Как сейчас помню, я всей душой стремился на улицу, но, к сожалению, на мне было легкое осеннее пальто, и я боялся простудиться.

Тогда же я сказал историческую фразу:

— В октябре 1917 года я не вышел на улицу для того, чтобы в октябре 1927 года вышли на улицу мои произведения!

В тот же вечер я сказал свою вторую историческую фразу:

— Можно не участвовать в Отечественной войне и написать «Войну и мир». Можно не участвовать в 1917 году в штурме Зимнего дворца и говорить в этом дворце в 1922 году вступительные слова к кинокартинам.

События разворачивались с головокружительной быстротой.

Как сейчас помню, Ленинград переживал тревожные дни. Юденич подступал к городу. Утром ко мне ворвался встревоженный и взволнованный мой друг, известный литератор Юрий Абзацев, и сразу ошеломил меня, сообщив, что во всем городе он не достал ни одной бутылки водки.

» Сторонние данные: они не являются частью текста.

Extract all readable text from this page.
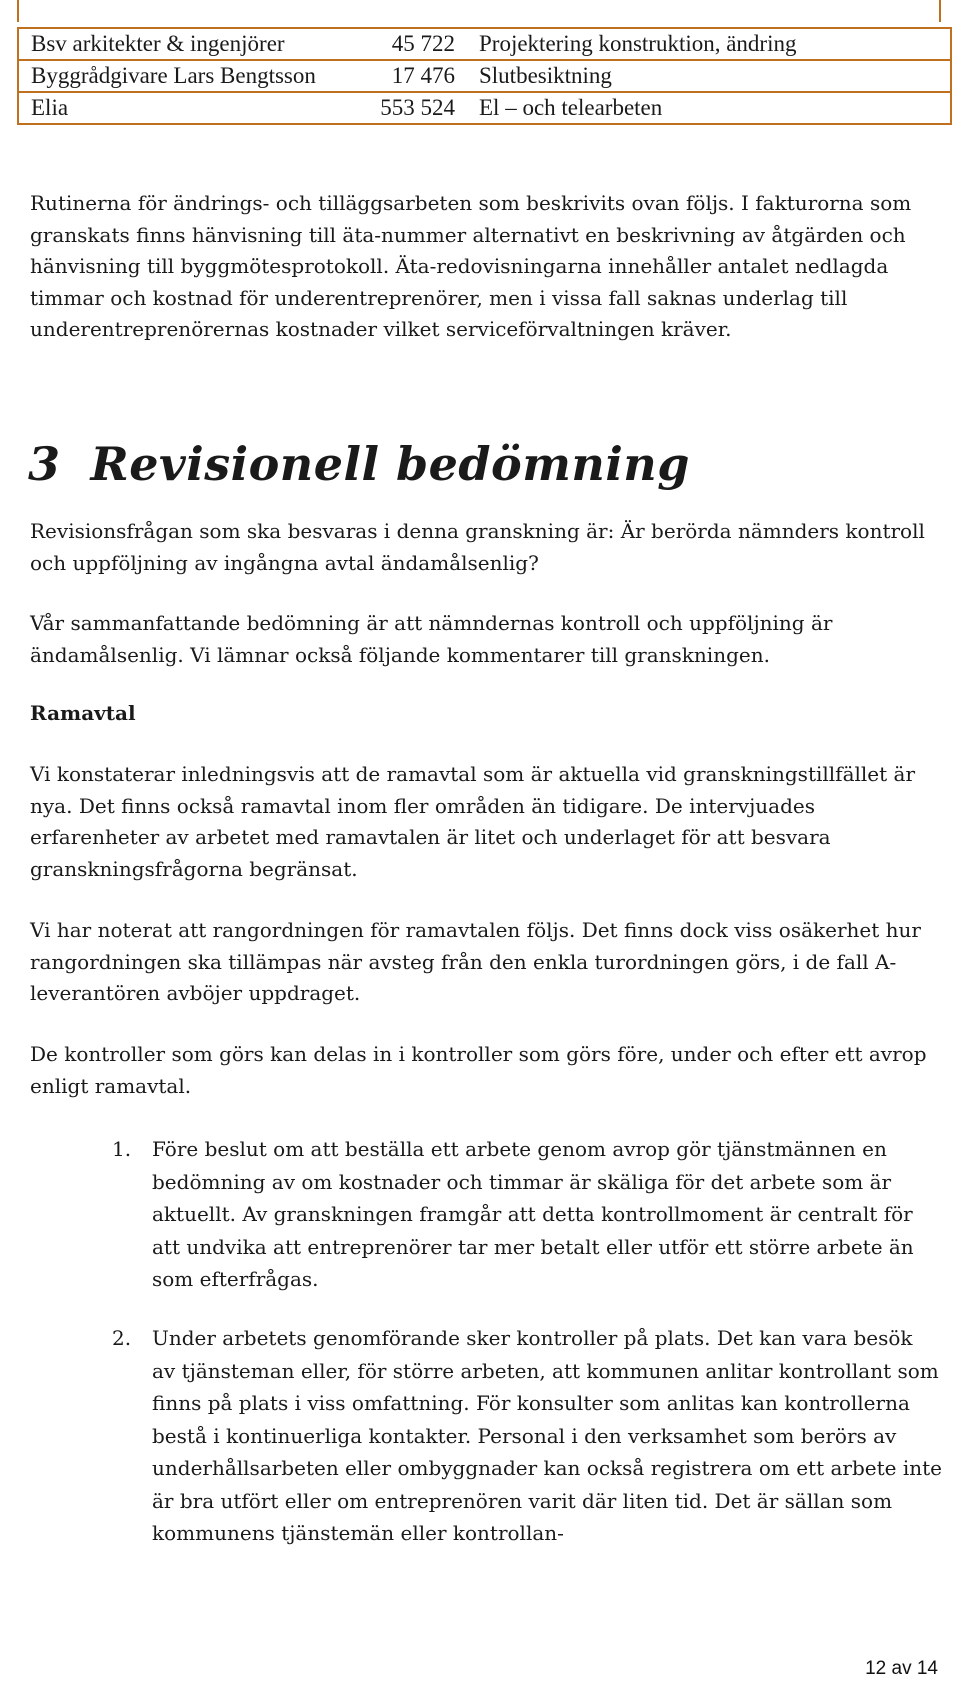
Bsv arkitekter & ingenjörer	45 722	Projektering konstruktion, ändring
Byggrådgivare Lars Bengtsson	17 476	Slutbesiktning
Elia	553 524	El – och telearbeten

Rutinerna för ändrings- och tilläggsarbeten som beskrivits ovan följs. I fakturorna som granskats finns hänvisning till äta-nummer alternativt en beskrivning av åtgärden och hänvisning till byggmötesprotokoll. Äta-redovisningarna innehåller antalet nedlagda timmar och kostnad för underentreprenörer, men i vissa fall saknas underlag till underentreprenörernas kostnader vilket serviceförvaltningen kräver.

3 Revisionell bedömning

Revisionsfrågan som ska besvaras i denna granskning är: Är berörda nämnders kontroll och uppföljning av ingångna avtal ändamålsenlig?

Vår sammanfattande bedömning är att nämndernas kontroll och uppföljning är ändamålsenlig. Vi lämnar också följande kommentarer till granskningen.

Ramavtal

Vi konstaterar inledningsvis att de ramavtal som är aktuella vid granskningstillfället är nya. Det finns också ramavtal inom fler områden än tidigare. De intervjuades erfarenheter av arbetet med ramavtalen är litet och underlaget för att besvara granskningsfrågorna begränsat.

Vi har noterat att rangordningen för ramavtalen följs. Det finns dock viss osäkerhet hur rangordningen ska tillämpas när avsteg från den enkla turordningen görs, i de fall A-leverantören avböjer uppdraget.

De kontroller som görs kan delas in i kontroller som görs före, under och efter ett avrop enligt ramavtal.

1. Före beslut om att beställa ett arbete genom avrop gör tjänstmännen en bedömning av om kostnader och timmar är skäliga för det arbete som är aktuellt. Av granskningen framgår att detta kontrollmoment är centralt för att undvika att entreprenörer tar mer betalt eller utför ett större arbete än som efterfrågas.

2. Under arbetets genomförande sker kontroller på plats. Det kan vara besök av tjänsteman eller, för större arbeten, att kommunen anlitar kontrollant som finns på plats i viss omfattning. För konsulter som anlitas kan kontrollerna bestå i kontinuerliga kontakter. Personal i den verksamhet som berörs av underhållsarbeten eller ombyggnader kan också registrera om ett arbete inte är bra utfört eller om entreprenören varit där liten tid. Det är sällan som kommunens tjänstemän eller kontrollan-

12 av 14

В этот исторический день мы были трезвы. Что делать? Величие гражданской войны не обходится без жертв.

Тогда же я под свежим впечатлением написал поэму «Алкогольный молебен», которую в 1922 году издал в Таганроге в типографии Совнархоза.

Дальнейшие события разворачивались с еще более головокружительной быстротой: мы к вечеру нашли водку.

Сережа Говорков, этот светлый юноша, погибший впоследствии во время гражданской войны (в «Стойле Пегаса» в Москве ему проломили бутылкой голову), достал бутылку водки, и под буханье пушек, татаканье пулеметов и частые ружейные выстрелы мы распили ее во славу русской литературы.

Светлые, незабываемые минуты! Я окунулся в события с головой. В качестве инспектора конотопского унаробраза, куда я переехал из голодного Петрограда, я повел бешеную работу, по 24 часа в сутки бегая по всем учреждениям за получением пайков.

Кому из участников гражданской войны не знакомы муки творчества тех незабываемых дней? Но из всех мук творчества самая незабываемая — овсяная. Действительно, эта мука, в отличие от крупчатки, не один месяц портила мой желудок.

Но что делать? Величие эпохи обязывает.

Тогда же я написал свою вторую революционную поэму — «Мимозы в кукурузе», изданную конотопским упродкомом в количестве 85 экземпляров: 80 именных и 5 нумерованных, в продажу не поступивших.

Эпоха обязывает!

Я снова окунулся в водоворот событий. Как сейчас помню тяжелые незабываемые дни голода. Для того чтобы пообедать, мне, работавшему уже в качестве редактора захолустинской газеты «Красная вселенная», приходилось затрачивать массу энергии для получения спирта на технические надобности, как, например, промывка шрифтов и — горла.